Treble and Tweeter trends over the past few decades


I was in a discussion about Kef speakers and a room when I thought about something worth discussing with all of you, and that is that my observations are that the general desire for treble energy has changed a great deal over the past decades.

I want to be specific as I can. In the past a well-balanced speaker had a rolloff from 10kHz upwards. By 20 kHz this was usually severely down, and sometiems the rolloff started earlier.

As a result perhaps of the spec wars as well as better tweeters across the board, this rolloff is not as often seen in high end speeakers, it has almost vanished. The need we had to point speaker tweeters directly at our ear drums is no longer achieving the same musical balance, but also, a very "revealing" speaker now may have too much treble energy in a room.

Kind of makes me think a little about the trend in the late 80’s / 90’s for B&W speakers and ARC gear, how bright it sounded to me. Always in untreated rooms. Maybe the issue wasn’t the combination but that the gear hat outstripped the room?  I imagine Abbey Road had much better acoustics than the average home listener, and perhaps it was that disconnect that drove me away from B&W then?

What are your thoughts, greybeards? Have you experienced this as well? Do you find that older speakers work better in your bare rooms?

erik_squires

@erik_squires from my own experience, that's likely true for most. Even mild room treatment makes a world of difference. 

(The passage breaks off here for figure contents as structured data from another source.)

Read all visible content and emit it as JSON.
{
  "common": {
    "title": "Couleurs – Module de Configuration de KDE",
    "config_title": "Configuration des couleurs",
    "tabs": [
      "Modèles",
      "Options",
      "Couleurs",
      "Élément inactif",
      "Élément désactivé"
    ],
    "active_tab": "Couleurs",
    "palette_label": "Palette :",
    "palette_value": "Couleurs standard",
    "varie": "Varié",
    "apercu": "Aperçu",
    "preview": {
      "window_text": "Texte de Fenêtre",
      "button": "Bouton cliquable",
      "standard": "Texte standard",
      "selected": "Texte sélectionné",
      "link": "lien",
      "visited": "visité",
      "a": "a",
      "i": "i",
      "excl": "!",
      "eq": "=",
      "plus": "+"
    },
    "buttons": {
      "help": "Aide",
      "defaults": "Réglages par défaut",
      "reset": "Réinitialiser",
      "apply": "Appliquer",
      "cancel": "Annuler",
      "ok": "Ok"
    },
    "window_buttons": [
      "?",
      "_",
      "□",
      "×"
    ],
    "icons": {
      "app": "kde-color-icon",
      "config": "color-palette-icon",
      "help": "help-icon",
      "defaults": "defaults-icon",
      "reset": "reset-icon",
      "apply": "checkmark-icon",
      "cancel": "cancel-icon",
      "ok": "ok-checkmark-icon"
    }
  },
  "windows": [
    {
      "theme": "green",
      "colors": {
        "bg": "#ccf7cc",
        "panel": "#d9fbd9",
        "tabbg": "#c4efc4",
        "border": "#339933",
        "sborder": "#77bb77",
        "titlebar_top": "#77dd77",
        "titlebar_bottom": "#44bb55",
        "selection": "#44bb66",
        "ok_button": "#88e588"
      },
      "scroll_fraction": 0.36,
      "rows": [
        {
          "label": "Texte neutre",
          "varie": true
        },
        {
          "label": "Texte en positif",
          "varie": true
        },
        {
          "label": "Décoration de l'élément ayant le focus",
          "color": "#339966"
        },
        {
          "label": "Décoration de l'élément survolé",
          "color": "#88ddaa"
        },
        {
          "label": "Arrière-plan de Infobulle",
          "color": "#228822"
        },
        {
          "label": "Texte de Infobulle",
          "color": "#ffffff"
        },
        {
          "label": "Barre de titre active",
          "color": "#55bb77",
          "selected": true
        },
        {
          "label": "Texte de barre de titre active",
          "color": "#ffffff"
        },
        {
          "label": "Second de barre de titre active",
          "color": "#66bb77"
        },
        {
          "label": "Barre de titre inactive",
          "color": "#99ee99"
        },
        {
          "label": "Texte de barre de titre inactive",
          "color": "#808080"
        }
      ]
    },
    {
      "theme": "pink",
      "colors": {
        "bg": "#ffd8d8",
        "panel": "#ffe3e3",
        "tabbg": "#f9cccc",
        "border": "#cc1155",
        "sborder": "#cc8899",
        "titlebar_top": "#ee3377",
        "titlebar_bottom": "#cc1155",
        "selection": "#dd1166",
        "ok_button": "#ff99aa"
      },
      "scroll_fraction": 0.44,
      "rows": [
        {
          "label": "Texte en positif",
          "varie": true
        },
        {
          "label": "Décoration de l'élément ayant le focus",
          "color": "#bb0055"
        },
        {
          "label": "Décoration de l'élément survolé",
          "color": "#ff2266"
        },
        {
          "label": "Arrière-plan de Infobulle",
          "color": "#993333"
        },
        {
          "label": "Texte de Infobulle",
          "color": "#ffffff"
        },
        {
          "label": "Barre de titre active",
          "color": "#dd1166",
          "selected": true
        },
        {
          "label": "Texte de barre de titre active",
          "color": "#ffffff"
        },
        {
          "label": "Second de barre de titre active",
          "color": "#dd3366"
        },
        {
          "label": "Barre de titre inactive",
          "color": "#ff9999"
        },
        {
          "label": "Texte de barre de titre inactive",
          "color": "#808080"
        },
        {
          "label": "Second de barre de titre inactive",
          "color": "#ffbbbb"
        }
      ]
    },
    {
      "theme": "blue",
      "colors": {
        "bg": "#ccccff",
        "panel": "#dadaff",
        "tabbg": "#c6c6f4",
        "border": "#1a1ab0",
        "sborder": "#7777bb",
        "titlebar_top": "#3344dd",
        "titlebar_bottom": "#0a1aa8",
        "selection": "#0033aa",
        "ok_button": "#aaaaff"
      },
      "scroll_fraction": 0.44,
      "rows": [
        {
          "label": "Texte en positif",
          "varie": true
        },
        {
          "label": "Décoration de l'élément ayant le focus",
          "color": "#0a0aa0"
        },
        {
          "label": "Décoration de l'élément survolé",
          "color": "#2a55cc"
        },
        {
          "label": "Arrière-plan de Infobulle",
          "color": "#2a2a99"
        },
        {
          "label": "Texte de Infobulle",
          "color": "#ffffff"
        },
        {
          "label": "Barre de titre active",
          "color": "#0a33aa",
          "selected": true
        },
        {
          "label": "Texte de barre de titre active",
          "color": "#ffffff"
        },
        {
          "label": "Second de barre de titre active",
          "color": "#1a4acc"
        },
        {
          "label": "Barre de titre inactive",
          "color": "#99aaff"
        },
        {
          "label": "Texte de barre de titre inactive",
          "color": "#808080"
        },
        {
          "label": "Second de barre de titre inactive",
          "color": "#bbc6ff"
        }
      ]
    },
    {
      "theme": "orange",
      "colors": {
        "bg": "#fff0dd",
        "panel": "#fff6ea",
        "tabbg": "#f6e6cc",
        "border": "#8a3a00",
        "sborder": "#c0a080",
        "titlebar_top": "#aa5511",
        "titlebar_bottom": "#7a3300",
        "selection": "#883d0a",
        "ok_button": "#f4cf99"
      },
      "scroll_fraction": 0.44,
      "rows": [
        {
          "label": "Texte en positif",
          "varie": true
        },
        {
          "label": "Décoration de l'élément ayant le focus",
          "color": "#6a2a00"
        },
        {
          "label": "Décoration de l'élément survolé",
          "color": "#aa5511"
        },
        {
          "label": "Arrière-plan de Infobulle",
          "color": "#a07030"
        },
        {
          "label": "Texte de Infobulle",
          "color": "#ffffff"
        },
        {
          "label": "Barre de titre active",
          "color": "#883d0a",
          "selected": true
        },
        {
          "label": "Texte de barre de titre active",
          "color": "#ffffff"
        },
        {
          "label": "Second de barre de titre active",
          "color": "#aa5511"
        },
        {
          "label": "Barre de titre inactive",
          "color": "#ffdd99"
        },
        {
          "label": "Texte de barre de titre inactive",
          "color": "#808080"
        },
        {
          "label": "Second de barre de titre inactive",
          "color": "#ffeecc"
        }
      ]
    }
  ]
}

Our Matrix 801 Series 2 with North Creek Crossovers have killed all speakers that have tried to challenge them. Unbeatable in every aspect. They’re in a very good room with phenomenal tube electronics. The Matrix 801 series 2 tweeter has been described by folks on Audio Asylum as one of the most neutral, yet revealing, tweeters of all time. I don’t know about that, all I do know is that they’re excellent and that the speakers that they live in aren’t leaving.

 

It depends on what model amplifiers from each manufacturer you used.  CJ was always on the warm sounding but usually lacked details.  Some of the older Audio Research amplifiers like the D-79B amplifiers were really good back in the day and with upgrades today are awesome.  The 6H30 tube tended to be more detailed (analytical) that the other tubes 6922/6DJ8 vs 6SN7, EL34, etc.  We are using Vivid speakers in our Listening Room and depending on the amplification, they can sound analytical or very musical.  That has been true in the old days and current days.

 

Happy Listening.

AR means Audio Research Erik.

I was able to compare their 6922 based preamps (2 of them) VS their new 6H30 based preamp around 2002, or so.

At the same audition we compared a BAT 6922 preamp to their then new 6H30 based preamp.

The crowd were ARC fans (I'm not) and the demo speakers were the then new Vandersteen 5.

What I learned with the "5's" was that on many, many, many recordings the Vandersteen 5's internal subs rarely made a difference, but when they did it was impressive.

 

DeKay

 

Not AR, ARC. :)  Compared to CJ for instance, I found it analytical and lacking bass, ESPECIALLY when put together with B&W 800 series speakers.

My wide band Squawker's don't have tweeters attached @ the moment.

If you found 80's AR gear to sound bright have you listened to their 6H30 based offerings introduced around the turn of the century?

Now, that's bright, IMO.

 

DeKay

To expand a little... I wonder how much of the B&W 800 reputation translated to the consumer world, but lacking the studio acoustic treatment, ended up in a very lopsided idea of what reference sound should be like?

That is, if recording engineers were listening to B&W 800s that's great, but they had dedicated acousticians treating their rooms.  B&W never sold us a room, they sold us the speakers and this effect could very well have tilted what we thought neutral sounded like.